Wall was charged with three counts of murder from the events of 10 and 11 July, Serjeant Benjamin Armstrong, Serjeant George Paterson and Corporal Thomas Upton.
On 20 January 1802, Wall was tried for the murder of Sgt Armstrong at the Old Bailey by a special commission presided over by the Chief Baron, Sir Archibald Macdonald, 1st Baronet.
Although Wall addressed the court, he had the assistance of lawyer Newman Knowlys, a future recorder of London, and Sir John Gurney, in examining and cross-examining witnesses. The chief evidence for the prosecution was given by garrison surgeon Peter Ferrick and orderly-sergeant Evan Lewis, who were on duty during Armstrong's punishment. All the other officers had died.
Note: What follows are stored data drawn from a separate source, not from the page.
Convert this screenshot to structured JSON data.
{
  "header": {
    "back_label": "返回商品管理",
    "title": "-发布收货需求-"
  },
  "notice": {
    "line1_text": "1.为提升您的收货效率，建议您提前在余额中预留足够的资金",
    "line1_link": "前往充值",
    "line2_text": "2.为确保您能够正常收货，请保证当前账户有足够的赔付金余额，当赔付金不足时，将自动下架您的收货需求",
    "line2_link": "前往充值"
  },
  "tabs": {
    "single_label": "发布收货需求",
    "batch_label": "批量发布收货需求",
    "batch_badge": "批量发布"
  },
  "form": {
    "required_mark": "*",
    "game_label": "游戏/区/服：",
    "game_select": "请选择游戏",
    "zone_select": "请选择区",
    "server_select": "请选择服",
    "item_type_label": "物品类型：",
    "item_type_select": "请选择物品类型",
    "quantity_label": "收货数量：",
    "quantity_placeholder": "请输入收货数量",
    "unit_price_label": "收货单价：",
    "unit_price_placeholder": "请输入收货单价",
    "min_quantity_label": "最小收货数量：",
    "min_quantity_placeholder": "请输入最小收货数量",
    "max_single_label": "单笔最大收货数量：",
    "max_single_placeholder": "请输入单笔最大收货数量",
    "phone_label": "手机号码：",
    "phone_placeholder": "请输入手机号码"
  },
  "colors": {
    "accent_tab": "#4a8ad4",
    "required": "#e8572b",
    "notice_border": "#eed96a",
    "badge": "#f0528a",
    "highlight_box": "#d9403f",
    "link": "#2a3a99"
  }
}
The commission decided there was no evidence that there was any mutiny and Wall's claims of justification was not sustained.
On accounting as to why he fled, Wall stated that he had left the country in 1784 because he felt the prejudice against him at the time assured him he would not receive a fair trial. He also said the charges against him had been already disproved so the ones relating to Armstrong were unexpected.

The session at the Old Bailey lasted from 9 a.m. till 11 p.m. Its verdict was guilty. Great efforts to obtain a pardon were vainly made by his wife's relative, Charles Howard, 10th Duke of Norfolk, and the privy council held several deliberations on the case. After these appeals, Wall was ordered to be executed on Thursday, 28 January 1802.

On the day, Wall left the condemned cell in Newgate prison at 8 a.m. An immense crowd gave three cheers when he climbed a temporary scaffold outside the prison (known colloquially as the "New Drop"; it had been employed since 1783, when public hangings had ceased at Tyburn). The event is said to have created the largest public interest since the execution of murderer Elizabeth Brownrigg in 1767. Many at the time thought a riot would start if Wall received a pardon. After he was executed by the short drop method of hanging, the body was removed and only formally dissected (the corpse was not eviscerated). It was handed over intact to the family. Wall was buried at St Pancras Old Church in central London.
Wall's fate was decided by public feeling. The British establishment feared it would be unwise to spare any officer condemned for brutality against his soldiers after many sailors had been executed following the Spithead and Nore mutinies in 1797.

==Legacy==
Wall, who at 6 ft 4 in tall, was described as a man of "genteel appearance", left several children by his wife Frances, fifth daughter of Kenneth Mackenzie, 1st Earl of Seaforth.

Wall had a brother Augustine, who served with him in the army till the peace of 1763, and afterwards went to the Irish bar. He died about 1780 in Ireland. He is described as "a very polished gentleman of great literary acquirements", whose productions in prose and verse were "highly spoken of for their classical elegance and taste", but his chief title to remembrance was the fact of his having been the first who published parliamentary reports with the full names of the speakers.

The notoriety of Wall led to the manufacture of memorabilia associated with his crime. In one case a drinking horn had on one side a carved representation of the punishment of Armstrong; with a label of barbarous exhortation to the flogger from Wall's mouth, and on the reverse a descriptive inscription. (Cat. Engr. Portraits, 22456).